MTN Spends N660 Million On Diesel Monthly in Nigeria
South African mobile-phone company, MTN, said it spends $5.5million (about N660 million) on diesel fuel monthly in Nigeria. The whopping sum is spent on fuelling the company's 6,000 generators at its base stations across Nigeria. The generators supply power to the base stations for 19 hours daily.
MTN, now the largest mobile-phone provider in Nigeria, has to spend this huge sum of money to keep its generators running in view of the poor electricity supply situation in Nigeria.
According to Wale Goodluck, MTN Nigeria's manager for regulatory affairs, "we rely on generating plants as our primary source of power." He spoke in a report published by CNNMONEY.
Other investors and owners of small scale businesses in Nigeria are also reeling under the burden of huge cost of generating electricity to keep their businesses afloat.
"It wasn't always this bad.
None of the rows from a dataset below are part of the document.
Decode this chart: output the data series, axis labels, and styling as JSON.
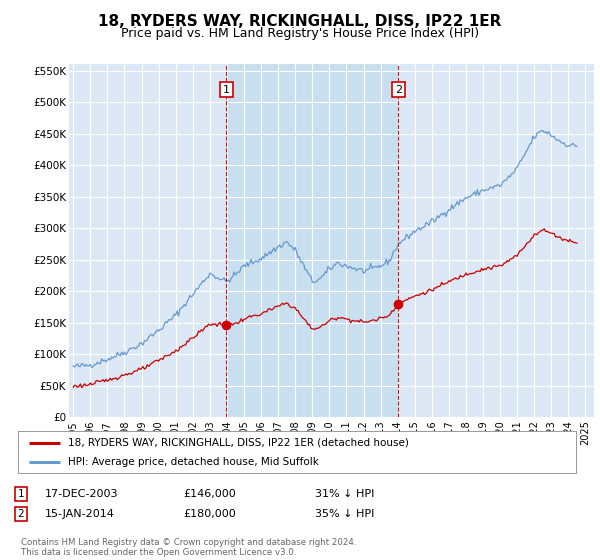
{
  "title": "18, RYDERS WAY, RICKINGHALL, DISS, IP22 1ER",
  "subtitle": "Price paid vs. HM Land Registry's House Price Index (HPI)",
  "title_fontsize": 11,
  "subtitle_fontsize": 9,
  "ylim": [
    0,
    560000
  ],
  "yticks": [
    0,
    50000,
    100000,
    150000,
    200000,
    250000,
    300000,
    350000,
    400000,
    450000,
    500000,
    550000
  ],
  "ytick_labels": [
    "£0",
    "£50K",
    "£100K",
    "£150K",
    "£200K",
    "£250K",
    "£300K",
    "£350K",
    "£400K",
    "£450K",
    "£500K",
    "£550K"
  ],
  "background_color": "#ffffff",
  "plot_bg_color": "#dce8f5",
  "grid_color": "#ffffff",
  "shade_color": "#c8dff0",
  "transaction1_x": 2003.96,
  "transaction1_y": 146000,
  "transaction1_label": "1",
  "transaction2_x": 2014.04,
  "transaction2_y": 180000,
  "transaction2_label": "2",
  "legend_line1": "18, RYDERS WAY, RICKINGHALL, DISS, IP22 1ER (detached house)",
  "legend_line2": "HPI: Average price, detached house, Mid Suffolk",
  "sale1_date": "17-DEC-2003",
  "sale1_price": "£146,000",
  "sale1_pct": "31% ↓ HPI",
  "sale2_date": "15-JAN-2014",
  "sale2_price": "£180,000",
  "sale2_pct": "35% ↓ HPI",
  "footer": "Contains HM Land Registry data © Crown copyright and database right 2024.\nThis data is licensed under the Open Government Licence v3.0.",
  "red_color": "#cc0000",
  "blue_color": "#6699cc",
  "xlim_left": 1994.75,
  "xlim_right": 2025.5
}
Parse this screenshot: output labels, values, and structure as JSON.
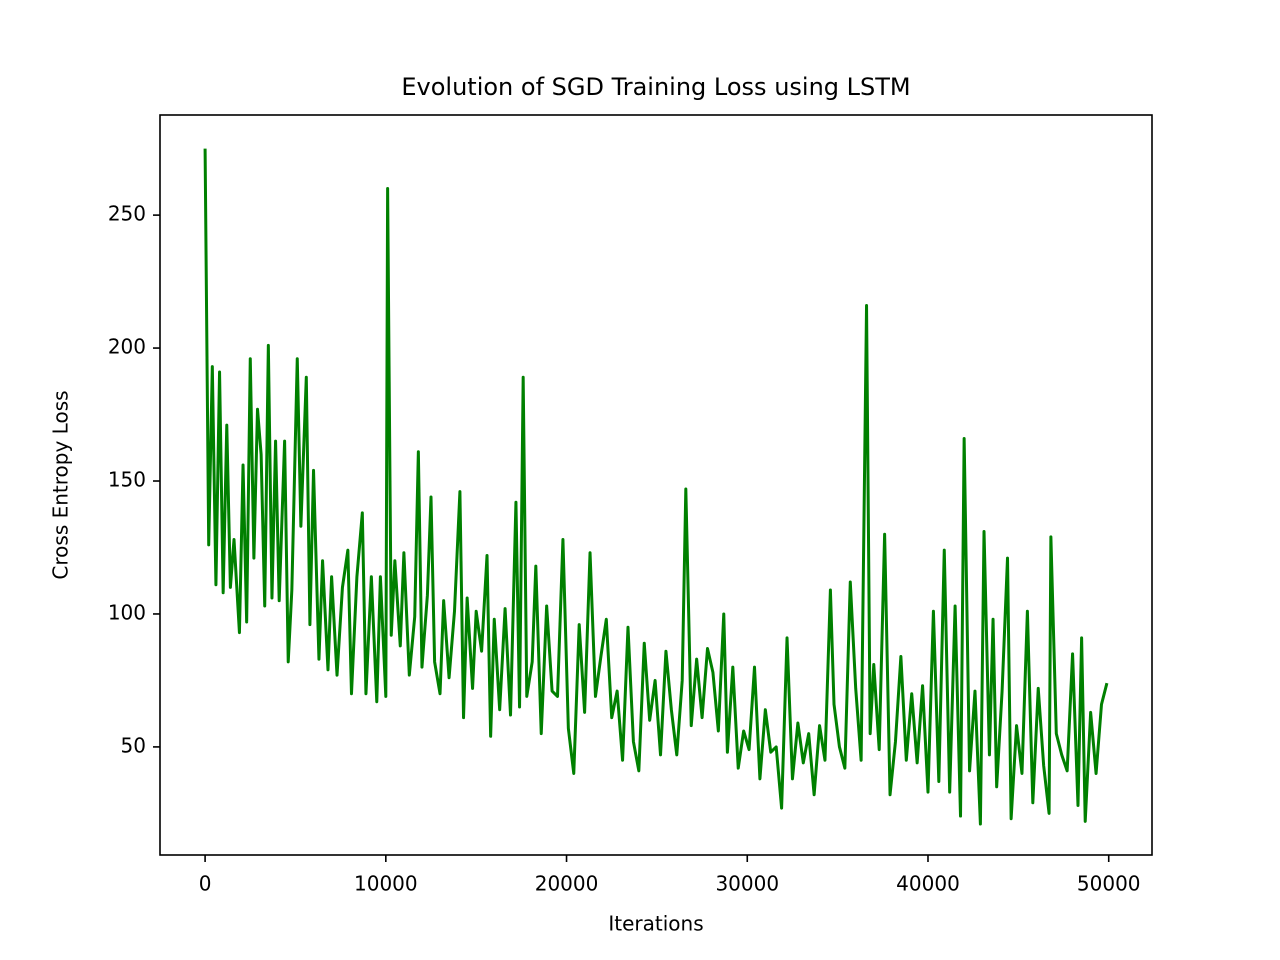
{
  "chart_data": {
    "type": "line",
    "title": "Evolution of SGD Training Loss using LSTM",
    "xlabel": "Iterations",
    "ylabel": "Cross Entropy Loss",
    "color": "#008000",
    "xlim": [
      -2495,
      52395
    ],
    "ylim": [
      9.35,
      287.65
    ],
    "xticks": [
      0,
      10000,
      20000,
      30000,
      40000,
      50000
    ],
    "yticks": [
      50,
      100,
      150,
      200,
      250
    ],
    "x": [
      0,
      200,
      400,
      600,
      800,
      1000,
      1200,
      1400,
      1600,
      1900,
      2100,
      2300,
      2500,
      2700,
      2900,
      3100,
      3300,
      3500,
      3700,
      3900,
      4100,
      4400,
      4600,
      4800,
      5100,
      5300,
      5600,
      5800,
      6000,
      6300,
      6500,
      6800,
      7000,
      7300,
      7600,
      7900,
      8100,
      8400,
      8700,
      8900,
      9200,
      9500,
      9700,
      10000,
      10100,
      10300,
      10500,
      10800,
      11000,
      11300,
      11600,
      11800,
      12000,
      12300,
      12500,
      12700,
      13000,
      13200,
      13500,
      13800,
      14100,
      14300,
      14500,
      14800,
      15000,
      15300,
      15600,
      15800,
      16000,
      16300,
      16600,
      16900,
      17200,
      17400,
      17600,
      17800,
      18100,
      18300,
      18600,
      18900,
      19200,
      19500,
      19800,
      20100,
      20400,
      20700,
      21000,
      21300,
      21600,
      21900,
      22200,
      22500,
      22800,
      23100,
      23400,
      23700,
      24000,
      24300,
      24600,
      24900,
      25200,
      25500,
      25800,
      26100,
      26400,
      26600,
      26900,
      27200,
      27500,
      27800,
      28100,
      28400,
      28700,
      28900,
      29200,
      29500,
      29800,
      30100,
      30400,
      30700,
      31000,
      31300,
      31600,
      31900,
      32200,
      32500,
      32800,
      33100,
      33400,
      33700,
      34000,
      34300,
      34600,
      34800,
      35100,
      35400,
      35700,
      36000,
      36300,
      36600,
      36800,
      37000,
      37300,
      37600,
      37900,
      38200,
      38500,
      38800,
      39100,
      39400,
      39700,
      40000,
      40300,
      40600,
      40900,
      41200,
      41500,
      41800,
      42000,
      42300,
      42600,
      42900,
      43100,
      43400,
      43600,
      43800,
      44100,
      44400,
      44600,
      44900,
      45200,
      45500,
      45800,
      46100,
      46400,
      46700,
      46800,
      47100,
      47400,
      47700,
      48000,
      48300,
      48500,
      48700,
      49000,
      49300,
      49600,
      49900
    ],
    "values": [
      275,
      126,
      193,
      111,
      191,
      108,
      171,
      110,
      128,
      93,
      156,
      97,
      196,
      121,
      177,
      160,
      103,
      201,
      106,
      165,
      105,
      165,
      82,
      109,
      196,
      133,
      189,
      96,
      154,
      83,
      120,
      79,
      114,
      77,
      110,
      124,
      70,
      114,
      138,
      70,
      114,
      67,
      114,
      69,
      260,
      92,
      120,
      88,
      123,
      77,
      99,
      161,
      80,
      107,
      144,
      82,
      70,
      105,
      76,
      101,
      146,
      61,
      106,
      72,
      101,
      86,
      122,
      54,
      98,
      64,
      102,
      62,
      142,
      65,
      189,
      69,
      82,
      118,
      55,
      103,
      71,
      69,
      128,
      57,
      40,
      96,
      63,
      123,
      69,
      84,
      98,
      61,
      71,
      45,
      95,
      52,
      41,
      89,
      60,
      75,
      47,
      86,
      64,
      47,
      75,
      147,
      58,
      83,
      61,
      87,
      78,
      56,
      100,
      48,
      80,
      42,
      56,
      49,
      80,
      38,
      64,
      48,
      50,
      27,
      91,
      38,
      59,
      44,
      55,
      32,
      58,
      45,
      109,
      66,
      50,
      42,
      112,
      72,
      45,
      216,
      55,
      81,
      49,
      130,
      32,
      52,
      84,
      45,
      70,
      44,
      73,
      33,
      101,
      37,
      124,
      33,
      103,
      24,
      166,
      41,
      71,
      21,
      131,
      47,
      98,
      35,
      71,
      121,
      23,
      58,
      40,
      101,
      29,
      72,
      43,
      25,
      129,
      55,
      47,
      41,
      85,
      28,
      91,
      22,
      63,
      40,
      66,
      74
    ]
  }
}
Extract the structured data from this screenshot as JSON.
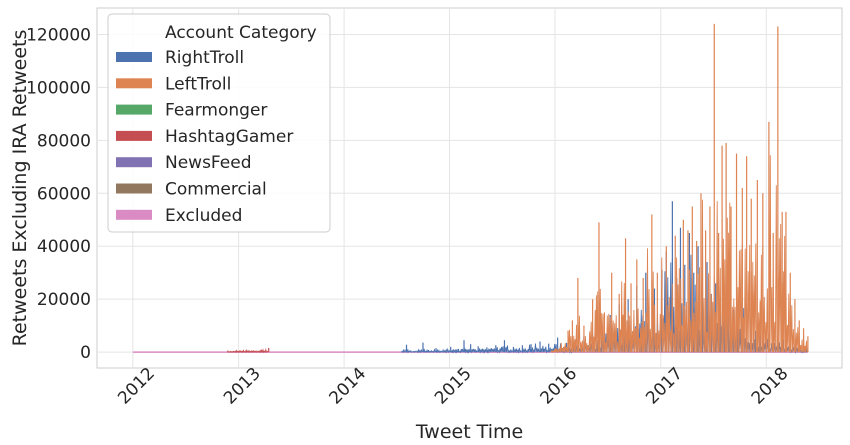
{
  "chart_data": {
    "type": "line",
    "title": "",
    "xlabel": "Tweet Time",
    "ylabel": "Retweets Excluding IRA Retweets",
    "xlim": [
      "2011-08-30",
      "2018-09-20"
    ],
    "ylim": [
      -6000,
      130000
    ],
    "yticks": [
      0,
      20000,
      40000,
      60000,
      80000,
      100000,
      120000
    ],
    "ytick_labels": [
      "0",
      "20000",
      "40000",
      "60000",
      "80000",
      "100000",
      "120000"
    ],
    "xticks": [
      "2012-01-01",
      "2013-01-01",
      "2014-01-01",
      "2015-01-01",
      "2016-01-01",
      "2017-01-01",
      "2018-01-01"
    ],
    "xtick_labels": [
      "2012",
      "2013",
      "2014",
      "2015",
      "2016",
      "2017",
      "2018"
    ],
    "grid": true,
    "legend": {
      "title": "Account Category",
      "placement": "upper-left",
      "entries": [
        "RightTroll",
        "LeftTroll",
        "Fearmonger",
        "HashtagGamer",
        "NewsFeed",
        "Commercial",
        "Excluded"
      ]
    },
    "colors": {
      "RightTroll": "#4c72b0",
      "LeftTroll": "#dd8452",
      "Fearmonger": "#55a868",
      "HashtagGamer": "#c44e52",
      "NewsFeed": "#8172b3",
      "Commercial": "#937860",
      "Excluded": "#da8bc3"
    },
    "series": [
      {
        "name": "RightTroll",
        "points": [
          [
            "2014-07-20",
            300
          ],
          [
            "2014-08-05",
            2800
          ],
          [
            "2014-08-20",
            600
          ],
          [
            "2014-09-10",
            400
          ],
          [
            "2014-10-01",
            3600
          ],
          [
            "2014-10-20",
            800
          ],
          [
            "2014-11-15",
            1500
          ],
          [
            "2014-12-10",
            1000
          ],
          [
            "2015-01-05",
            2000
          ],
          [
            "2015-02-01",
            1200
          ],
          [
            "2015-02-20",
            4500
          ],
          [
            "2015-03-15",
            3000
          ],
          [
            "2015-04-10",
            2200
          ],
          [
            "2015-05-10",
            1800
          ],
          [
            "2015-06-10",
            2600
          ],
          [
            "2015-07-10",
            4500
          ],
          [
            "2015-08-10",
            2000
          ],
          [
            "2015-09-10",
            2600
          ],
          [
            "2015-10-10",
            3000
          ],
          [
            "2015-11-10",
            4000
          ],
          [
            "2015-12-10",
            3200
          ],
          [
            "2016-01-10",
            5500
          ],
          [
            "2016-02-10",
            3500
          ],
          [
            "2016-03-10",
            4000
          ],
          [
            "2016-04-10",
            6000
          ],
          [
            "2016-05-10",
            7000
          ],
          [
            "2016-06-10",
            9000
          ],
          [
            "2016-07-10",
            14000
          ],
          [
            "2016-08-10",
            18000
          ],
          [
            "2016-09-10",
            20000
          ],
          [
            "2016-10-10",
            25000
          ],
          [
            "2016-11-10",
            30000
          ],
          [
            "2016-12-10",
            24000
          ],
          [
            "2017-01-05",
            31000
          ],
          [
            "2017-01-20",
            38000
          ],
          [
            "2017-02-10",
            57000
          ],
          [
            "2017-02-25",
            28000
          ],
          [
            "2017-03-10",
            47000
          ],
          [
            "2017-03-25",
            33000
          ],
          [
            "2017-04-10",
            45000
          ],
          [
            "2017-04-25",
            30000
          ],
          [
            "2017-05-10",
            40000
          ],
          [
            "2017-05-25",
            26000
          ],
          [
            "2017-06-10",
            34000
          ],
          [
            "2017-06-25",
            22000
          ],
          [
            "2017-07-10",
            26000
          ],
          [
            "2017-07-25",
            18000
          ],
          [
            "2017-08-10",
            21000
          ],
          [
            "2017-08-25",
            14000
          ],
          [
            "2017-09-10",
            16000
          ],
          [
            "2017-09-25",
            12000
          ],
          [
            "2017-10-10",
            19000
          ],
          [
            "2017-10-25",
            10000
          ],
          [
            "2017-11-10",
            13000
          ],
          [
            "2017-11-25",
            8000
          ],
          [
            "2017-12-10",
            11000
          ],
          [
            "2018-01-10",
            7000
          ],
          [
            "2018-02-10",
            6000
          ],
          [
            "2018-03-10",
            4000
          ],
          [
            "2018-04-10",
            3000
          ],
          [
            "2018-05-20",
            1500
          ]
        ]
      },
      {
        "name": "LeftTroll",
        "points": [
          [
            "2015-12-20",
            600
          ],
          [
            "2016-02-15",
            8000
          ],
          [
            "2016-03-01",
            12000
          ],
          [
            "2016-03-20",
            28000
          ],
          [
            "2016-04-10",
            10000
          ],
          [
            "2016-05-10",
            20000
          ],
          [
            "2016-06-01",
            49000
          ],
          [
            "2016-06-20",
            15000
          ],
          [
            "2016-07-15",
            30000
          ],
          [
            "2016-08-10",
            22000
          ],
          [
            "2016-09-01",
            43000
          ],
          [
            "2016-09-20",
            26000
          ],
          [
            "2016-10-10",
            35000
          ],
          [
            "2016-11-01",
            28000
          ],
          [
            "2016-12-01",
            52000
          ],
          [
            "2016-12-20",
            30000
          ],
          [
            "2017-01-20",
            40000
          ],
          [
            "2017-02-20",
            44000
          ],
          [
            "2017-03-20",
            50000
          ],
          [
            "2017-04-05",
            46000
          ],
          [
            "2017-04-20",
            55000
          ],
          [
            "2017-05-05",
            42000
          ],
          [
            "2017-05-20",
            60000
          ],
          [
            "2017-06-05",
            46000
          ],
          [
            "2017-06-20",
            55000
          ],
          [
            "2017-07-05",
            124000
          ],
          [
            "2017-07-20",
            45000
          ],
          [
            "2017-08-01",
            78000
          ],
          [
            "2017-08-15",
            79000
          ],
          [
            "2017-09-01",
            55000
          ],
          [
            "2017-09-20",
            75000
          ],
          [
            "2017-10-10",
            62000
          ],
          [
            "2017-10-25",
            74000
          ],
          [
            "2017-11-10",
            58000
          ],
          [
            "2017-12-01",
            65000
          ],
          [
            "2017-12-20",
            60000
          ],
          [
            "2018-01-10",
            87000
          ],
          [
            "2018-01-25",
            45000
          ],
          [
            "2018-02-10",
            123000
          ],
          [
            "2018-02-25",
            53000
          ],
          [
            "2018-03-10",
            53000
          ],
          [
            "2018-03-25",
            30000
          ],
          [
            "2018-04-10",
            20000
          ],
          [
            "2018-04-25",
            12000
          ],
          [
            "2018-05-10",
            9000
          ],
          [
            "2018-05-25",
            6000
          ]
        ]
      },
      {
        "name": "HashtagGamer",
        "points": [
          [
            "2012-11-25",
            600
          ],
          [
            "2013-04-15",
            1600
          ]
        ]
      },
      {
        "name": "Excluded",
        "points": [
          [
            "2012-01-01",
            0
          ],
          [
            "2014-06-01",
            0
          ],
          [
            "2016-01-01",
            0
          ],
          [
            "2018-05-25",
            0
          ]
        ]
      }
    ]
  }
}
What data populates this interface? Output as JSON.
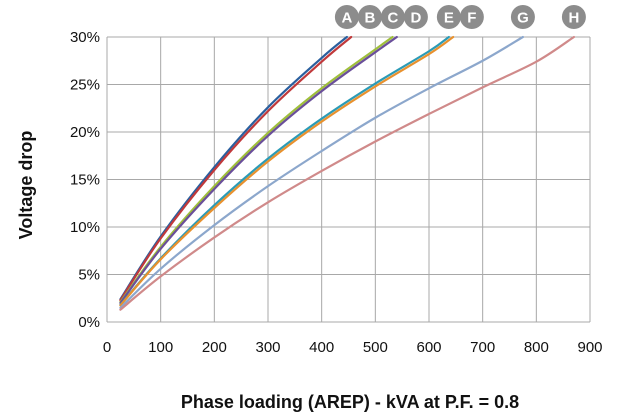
{
  "chart_data": {
    "type": "line",
    "title": "",
    "xlabel": "Phase loading (AREP) - kVA at P.F. = 0.8",
    "ylabel": "Voltage drop",
    "xlim": [
      0,
      900
    ],
    "ylim": [
      0,
      30
    ],
    "x_ticks": [
      "0",
      "100",
      "200",
      "300",
      "400",
      "500",
      "600",
      "700",
      "800",
      "900"
    ],
    "y_ticks": [
      "0%",
      "5%",
      "10%",
      "15%",
      "20%",
      "25%",
      "30%"
    ],
    "grid": true,
    "legend": "curve letters at top",
    "series": [
      {
        "name": "A",
        "color": "#2a5f9e",
        "x": [
          25,
          100,
          200,
          300,
          400,
          447
        ],
        "y": [
          2.4,
          9.0,
          16.3,
          22.6,
          27.8,
          30.0
        ]
      },
      {
        "name": "B",
        "color": "#c0393b",
        "x": [
          25,
          100,
          200,
          300,
          400,
          455
        ],
        "y": [
          2.3,
          8.8,
          16.0,
          22.2,
          27.4,
          30.0
        ]
      },
      {
        "name": "C",
        "color": "#9fbf3b",
        "x": [
          25,
          100,
          200,
          300,
          400,
          500,
          532
        ],
        "y": [
          2.1,
          7.9,
          14.3,
          19.9,
          24.6,
          28.7,
          30.0
        ]
      },
      {
        "name": "D",
        "color": "#6a4f9a",
        "x": [
          25,
          100,
          200,
          300,
          400,
          500,
          540
        ],
        "y": [
          2.0,
          7.7,
          14.0,
          19.6,
          24.3,
          28.4,
          30.0
        ]
      },
      {
        "name": "E",
        "color": "#2b9bb6",
        "x": [
          25,
          100,
          200,
          300,
          400,
          500,
          600,
          637
        ],
        "y": [
          1.8,
          6.7,
          12.3,
          17.2,
          21.4,
          25.1,
          28.5,
          30.0
        ]
      },
      {
        "name": "F",
        "color": "#e8912e",
        "x": [
          25,
          100,
          200,
          300,
          400,
          500,
          600,
          645
        ],
        "y": [
          1.75,
          6.6,
          12.0,
          16.9,
          21.1,
          24.8,
          28.2,
          30.0
        ]
      },
      {
        "name": "G",
        "color": "#8ca7cc",
        "x": [
          25,
          100,
          200,
          300,
          400,
          500,
          600,
          700,
          775
        ],
        "y": [
          1.5,
          5.6,
          10.2,
          14.3,
          18.0,
          21.5,
          24.6,
          27.5,
          30.0
        ]
      },
      {
        "name": "H",
        "color": "#d08a8a",
        "x": [
          25,
          100,
          200,
          300,
          400,
          500,
          600,
          700,
          800,
          870
        ],
        "y": [
          1.3,
          4.8,
          8.9,
          12.6,
          15.9,
          19.0,
          21.9,
          24.7,
          27.4,
          30.0
        ]
      }
    ]
  }
}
Nigeria used to have 79 power stations. When civilian rule was restored in 1999, only 15 were still functioning, generating just 1,500 megawatts of electricity," he said.
President Olusegun Obasanjo, had spent $8.5 billion repairing and building power stations, but the output has not increased significantly, he said. "Emmanuel Adewole, an economics professor at the Lagos State University, calls it "the most expensive darkness in the world," he added.
He added that, "The World Bank estimates that the country is losing about $600 million a year because of inadequate supply of electricity. Nigeria's new President, Umaru Yar'adua, has called the power situation "abysmal," saying it has stunted the country's economic growth, and he has pledged to make fixing it a priority of his administration.
"But the task is daunting. One problem: getting gas to the plants from the Niger Delta, where rebels regularly vandalize pipelines. Corruption also runs deep, and consumers, who see no need to pay their energy bills, owe billions of dollars to the state-owned Power Holding Company of Nigeria.
"Prepaid cards are increasingly being used, but in a country where everyone is an electrician, many have figured out how to bypass the meters. The government wants to privatize the company and is taking bids for power-generating plants from 400 local and foreign investors."